Taxonomic resolution is a major challenge in palynology, largely limiting the ecological and evolutionary interpretations possible with deep-time fossil pollen data. We present an approach for fossil pollen analysis that uses optical superresolution microscopy and machine learning to create a quantitative and higher throughput workflow for producing palynological identifications and hypotheses of biological affinity. We developed three convolutional neural network (CNN) classification models: maximum projection (MPM), multislice (MSM), and fused (FM).
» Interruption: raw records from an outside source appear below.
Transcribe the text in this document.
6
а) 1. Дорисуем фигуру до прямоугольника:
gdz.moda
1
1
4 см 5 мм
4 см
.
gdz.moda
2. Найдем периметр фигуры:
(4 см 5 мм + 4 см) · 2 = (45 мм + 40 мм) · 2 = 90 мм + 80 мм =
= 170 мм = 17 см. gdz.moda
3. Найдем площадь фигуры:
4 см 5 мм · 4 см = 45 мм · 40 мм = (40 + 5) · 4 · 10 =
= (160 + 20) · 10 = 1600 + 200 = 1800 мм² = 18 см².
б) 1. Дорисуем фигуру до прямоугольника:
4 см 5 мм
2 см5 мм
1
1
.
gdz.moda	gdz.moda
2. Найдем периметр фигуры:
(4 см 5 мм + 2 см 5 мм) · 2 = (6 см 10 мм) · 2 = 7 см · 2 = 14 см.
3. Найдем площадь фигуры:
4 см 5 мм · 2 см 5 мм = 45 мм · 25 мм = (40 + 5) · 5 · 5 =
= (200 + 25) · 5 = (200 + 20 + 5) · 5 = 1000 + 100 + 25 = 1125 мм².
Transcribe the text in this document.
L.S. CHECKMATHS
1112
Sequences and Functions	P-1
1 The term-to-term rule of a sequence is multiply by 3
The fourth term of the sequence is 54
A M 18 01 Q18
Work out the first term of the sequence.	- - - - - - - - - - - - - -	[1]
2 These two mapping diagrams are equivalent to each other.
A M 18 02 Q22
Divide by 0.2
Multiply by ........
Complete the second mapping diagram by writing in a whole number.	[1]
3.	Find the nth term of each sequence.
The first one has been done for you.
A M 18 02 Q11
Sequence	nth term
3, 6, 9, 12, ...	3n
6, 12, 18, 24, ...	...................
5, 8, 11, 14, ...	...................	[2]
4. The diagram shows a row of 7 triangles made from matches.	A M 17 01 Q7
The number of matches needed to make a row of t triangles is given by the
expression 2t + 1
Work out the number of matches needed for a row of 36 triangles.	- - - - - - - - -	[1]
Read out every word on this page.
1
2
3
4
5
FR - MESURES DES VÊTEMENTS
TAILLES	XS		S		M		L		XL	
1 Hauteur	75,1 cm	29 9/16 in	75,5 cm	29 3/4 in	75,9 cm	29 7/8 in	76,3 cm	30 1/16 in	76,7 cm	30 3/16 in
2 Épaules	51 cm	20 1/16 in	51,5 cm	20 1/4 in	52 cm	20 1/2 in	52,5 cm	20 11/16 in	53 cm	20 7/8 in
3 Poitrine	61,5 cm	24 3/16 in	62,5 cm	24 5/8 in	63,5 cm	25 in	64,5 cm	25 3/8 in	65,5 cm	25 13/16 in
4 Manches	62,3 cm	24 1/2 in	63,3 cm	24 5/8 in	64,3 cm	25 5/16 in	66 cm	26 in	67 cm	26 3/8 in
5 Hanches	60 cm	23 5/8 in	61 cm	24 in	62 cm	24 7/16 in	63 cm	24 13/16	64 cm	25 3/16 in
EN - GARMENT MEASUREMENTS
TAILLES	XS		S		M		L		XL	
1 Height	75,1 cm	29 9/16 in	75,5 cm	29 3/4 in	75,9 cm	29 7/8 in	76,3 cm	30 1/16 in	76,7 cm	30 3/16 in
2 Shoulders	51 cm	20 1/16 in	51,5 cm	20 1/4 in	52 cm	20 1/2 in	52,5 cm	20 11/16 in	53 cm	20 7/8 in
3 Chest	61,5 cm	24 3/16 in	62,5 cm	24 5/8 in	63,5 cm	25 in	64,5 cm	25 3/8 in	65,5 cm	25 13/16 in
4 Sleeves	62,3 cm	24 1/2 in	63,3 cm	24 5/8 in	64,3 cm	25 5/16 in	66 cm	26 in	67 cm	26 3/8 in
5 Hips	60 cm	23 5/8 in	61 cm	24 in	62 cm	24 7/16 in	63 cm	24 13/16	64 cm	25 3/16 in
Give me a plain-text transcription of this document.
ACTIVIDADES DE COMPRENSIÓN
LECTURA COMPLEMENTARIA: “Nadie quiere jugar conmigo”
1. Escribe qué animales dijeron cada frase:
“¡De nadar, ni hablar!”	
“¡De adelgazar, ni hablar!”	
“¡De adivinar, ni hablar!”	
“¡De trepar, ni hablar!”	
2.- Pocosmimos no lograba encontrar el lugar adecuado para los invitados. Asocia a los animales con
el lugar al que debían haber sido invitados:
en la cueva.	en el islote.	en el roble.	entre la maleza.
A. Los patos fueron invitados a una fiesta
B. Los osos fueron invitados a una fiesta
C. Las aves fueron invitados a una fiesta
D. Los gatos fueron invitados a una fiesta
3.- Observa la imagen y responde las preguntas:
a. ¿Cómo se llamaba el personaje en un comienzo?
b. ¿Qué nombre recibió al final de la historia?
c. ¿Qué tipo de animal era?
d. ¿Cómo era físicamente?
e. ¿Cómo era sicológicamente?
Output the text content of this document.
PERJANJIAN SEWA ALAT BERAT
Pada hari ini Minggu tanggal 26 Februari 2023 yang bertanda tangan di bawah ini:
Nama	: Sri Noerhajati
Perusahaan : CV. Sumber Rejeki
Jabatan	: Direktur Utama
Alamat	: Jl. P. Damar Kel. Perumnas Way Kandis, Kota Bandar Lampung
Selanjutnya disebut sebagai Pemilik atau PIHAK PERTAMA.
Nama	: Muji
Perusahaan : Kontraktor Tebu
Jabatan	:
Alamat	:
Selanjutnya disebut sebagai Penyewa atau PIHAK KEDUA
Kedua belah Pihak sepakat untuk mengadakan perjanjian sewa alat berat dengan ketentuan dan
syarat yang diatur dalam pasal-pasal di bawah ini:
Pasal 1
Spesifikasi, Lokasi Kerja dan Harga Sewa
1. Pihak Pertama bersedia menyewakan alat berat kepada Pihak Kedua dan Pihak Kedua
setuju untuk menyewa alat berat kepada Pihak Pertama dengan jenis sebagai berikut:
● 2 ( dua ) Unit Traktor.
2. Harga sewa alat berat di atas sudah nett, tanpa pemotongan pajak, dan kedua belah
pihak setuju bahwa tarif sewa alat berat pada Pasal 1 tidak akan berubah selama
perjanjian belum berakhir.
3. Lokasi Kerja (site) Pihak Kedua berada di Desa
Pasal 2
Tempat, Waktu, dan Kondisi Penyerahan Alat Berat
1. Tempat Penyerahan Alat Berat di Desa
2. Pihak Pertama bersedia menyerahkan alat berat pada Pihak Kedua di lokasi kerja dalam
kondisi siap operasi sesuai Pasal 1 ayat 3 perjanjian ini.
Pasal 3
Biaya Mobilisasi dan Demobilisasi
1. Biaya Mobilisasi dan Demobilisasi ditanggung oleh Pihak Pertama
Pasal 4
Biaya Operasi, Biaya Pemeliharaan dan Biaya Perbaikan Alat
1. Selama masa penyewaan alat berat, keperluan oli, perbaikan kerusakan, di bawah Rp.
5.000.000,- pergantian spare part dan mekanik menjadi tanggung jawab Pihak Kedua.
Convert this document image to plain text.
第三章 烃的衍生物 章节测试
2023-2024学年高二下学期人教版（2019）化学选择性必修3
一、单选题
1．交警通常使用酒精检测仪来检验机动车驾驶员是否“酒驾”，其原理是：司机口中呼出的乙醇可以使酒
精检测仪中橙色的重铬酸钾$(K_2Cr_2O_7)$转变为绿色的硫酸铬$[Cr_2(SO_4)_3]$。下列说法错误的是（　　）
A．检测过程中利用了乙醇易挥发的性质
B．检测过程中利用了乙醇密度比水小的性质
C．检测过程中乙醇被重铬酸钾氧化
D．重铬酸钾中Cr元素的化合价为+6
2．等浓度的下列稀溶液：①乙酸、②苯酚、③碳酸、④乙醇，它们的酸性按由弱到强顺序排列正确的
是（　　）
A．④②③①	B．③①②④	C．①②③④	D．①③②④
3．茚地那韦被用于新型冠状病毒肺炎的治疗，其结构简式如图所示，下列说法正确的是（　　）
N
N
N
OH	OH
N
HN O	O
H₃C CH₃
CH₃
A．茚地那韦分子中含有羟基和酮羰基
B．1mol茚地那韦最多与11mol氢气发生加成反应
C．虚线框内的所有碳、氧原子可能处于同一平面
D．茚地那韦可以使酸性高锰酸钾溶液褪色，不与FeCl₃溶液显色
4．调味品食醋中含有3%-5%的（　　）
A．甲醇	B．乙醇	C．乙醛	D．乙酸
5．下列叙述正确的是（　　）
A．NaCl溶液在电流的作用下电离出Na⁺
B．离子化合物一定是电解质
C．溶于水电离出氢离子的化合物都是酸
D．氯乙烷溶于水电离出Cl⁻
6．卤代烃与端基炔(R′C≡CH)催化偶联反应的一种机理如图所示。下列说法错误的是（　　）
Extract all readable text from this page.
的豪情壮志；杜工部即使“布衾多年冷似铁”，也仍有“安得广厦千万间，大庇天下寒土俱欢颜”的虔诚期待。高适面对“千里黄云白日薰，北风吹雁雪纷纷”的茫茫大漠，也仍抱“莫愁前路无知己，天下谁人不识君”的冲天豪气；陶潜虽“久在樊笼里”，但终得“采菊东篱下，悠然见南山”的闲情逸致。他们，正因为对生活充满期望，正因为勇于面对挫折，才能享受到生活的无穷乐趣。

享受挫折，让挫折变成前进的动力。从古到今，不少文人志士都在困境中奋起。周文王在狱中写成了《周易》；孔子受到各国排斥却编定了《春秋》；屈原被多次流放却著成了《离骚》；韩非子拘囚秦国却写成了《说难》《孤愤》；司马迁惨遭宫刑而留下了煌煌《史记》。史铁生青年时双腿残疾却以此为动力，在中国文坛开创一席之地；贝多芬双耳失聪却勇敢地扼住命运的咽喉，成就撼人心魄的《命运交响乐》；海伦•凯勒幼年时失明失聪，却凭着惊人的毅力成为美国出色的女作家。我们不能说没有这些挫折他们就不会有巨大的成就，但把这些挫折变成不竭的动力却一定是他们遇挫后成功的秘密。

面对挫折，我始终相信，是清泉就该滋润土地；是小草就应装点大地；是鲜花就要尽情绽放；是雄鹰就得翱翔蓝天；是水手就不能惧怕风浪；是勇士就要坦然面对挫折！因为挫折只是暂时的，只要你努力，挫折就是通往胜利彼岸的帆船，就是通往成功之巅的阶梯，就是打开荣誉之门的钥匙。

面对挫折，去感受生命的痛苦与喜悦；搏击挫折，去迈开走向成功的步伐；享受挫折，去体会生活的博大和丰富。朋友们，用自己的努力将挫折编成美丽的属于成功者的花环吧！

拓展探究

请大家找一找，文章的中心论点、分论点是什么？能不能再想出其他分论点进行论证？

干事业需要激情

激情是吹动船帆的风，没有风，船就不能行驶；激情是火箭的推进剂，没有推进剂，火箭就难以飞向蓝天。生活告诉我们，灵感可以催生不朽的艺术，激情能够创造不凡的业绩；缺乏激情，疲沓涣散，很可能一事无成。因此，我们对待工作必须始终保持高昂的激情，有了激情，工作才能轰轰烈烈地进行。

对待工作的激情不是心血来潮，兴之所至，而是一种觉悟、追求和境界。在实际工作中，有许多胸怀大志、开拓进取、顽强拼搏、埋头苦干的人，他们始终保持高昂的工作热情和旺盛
We trained the models on the pollen of 16 genera of the legume tribe Amherstieae, and then used these models to constrain the biological classifications of 48 fossil Striatopollis specimens from the Paleocene, Eocene, and Miocene of western Africa and northern South America. All models achieved average accuracies of 83 to 90% in the classification of the extant genera, and the majority of fossil identifications (86%) showed consensus among at least two of the three models. Our fossil identifications support the paleobiogeographic hypothesis that Amherstieae originated in Paleocene Africa and dispersed to South America during the Paleocene-Eocene Thermal Maximum (56 Ma). They also raise the possibility that at least three Amherstieae genera (Crudia, Berlinia, and Anthonotha) may have diverged earlier in the Cenozoic than predicted by molecular phylogenies.